2025.11.7 記入者:大岩(サービス管理責任者)

「大岩さん、実習生はいつ来るか!」
「あ~、次は、、、いつでしょう、、、」
「いつ来るか!」
「たぶん12月、かも?」
「12月のいつか!」
「う~ん、どうだろう、、、」
「いつ!!?」
なんとも歯切れわるい回答ばかりをくりだしたために、ハッキリと明瞭な回答を求めて煙に巻かれんとするSさんを苛ませてしまいました。
目黒恵風寮ではコロナ禍をのぞき、実習生の受け入れを毎年おこなっています。そのため、ご利用者のなかにはSさんのように実習生が次いつ来るのか楽しみにされている方もいらっしゃり、しばしば話題になります。
実習については、主に保育の専門学校からの学生を受け入れています。「なぜ障害者支援施設が保育実習の実習先になるのか?」──これは、保育士養成課程における保育の専門性を広く捉える視点と深く関係しており、以下のようにまとめることができます。

① 保育士は「すべての子ども」を支える仕事だから
保育所や園では、発達や体の動きに個性のあるこどもも一緒にすごします。そのため、社会的障壁により生活上の支援を必要とする人と関わることで、一人ひとりのニーズに合わせた関わり方を学ぶことができます。
② 人の成長を「子ども時代だけでなく一生の流れ」で見るため
障害者支援施設では、大人になった方々の生活を知ることができます。それは、「こどもの今の支援が、その人の将来につながる」ことを感じる大切な体験になります。
③ 福祉や支援の考え方を体験的に学べるから
施設では、支援員・看護師・栄養士など、いろいろな専門職が協力しています。その中で、**「チームで支える」ことや「相手の尊厳を大切にする支援」**を学ぶことができます。
④ 共に生きる社会を知るきっかけになる
だれでも、地域の中であたりまえに暮らしています。施設実習は、「共生社会(ともに生きる社会)」を実感する第一歩となります。
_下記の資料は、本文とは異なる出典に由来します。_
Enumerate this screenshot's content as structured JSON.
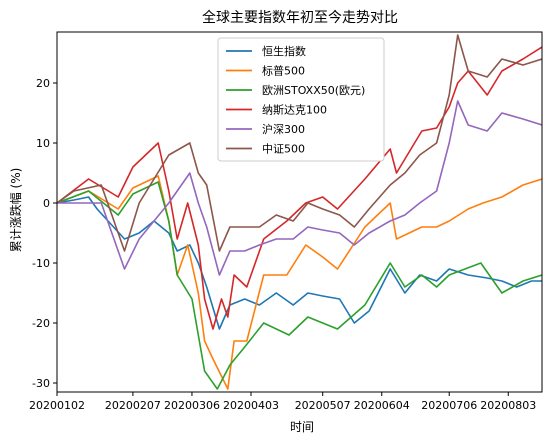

目黒恵風寮での実習をとおして、過去には実習生から「保育士に進もうか迷っていたけど、障害福祉の分野もいいなとおもいました」「ご利用者やスタッフのみなさんの雰囲気があたたかくて、安心しました」といったコメントをいただくこともしばしばあります。また、ありがたいことに実習を経て「ここで働きたいです!」と希望していただき就職し、現在も目黒恵風寮で働いているスタッフも何名かいます。
教科書では学べない「人との関わり方」や「支援のむずかしさ・やりがい」を感じてもらい、実習を通して未来のスタッフや支援者につなげ、スタッフも自分たちの支援を見直したり新しい考え方に触れることができる機会として、実習の受け入れについてはこれからも大切にしていきたいとおもいます。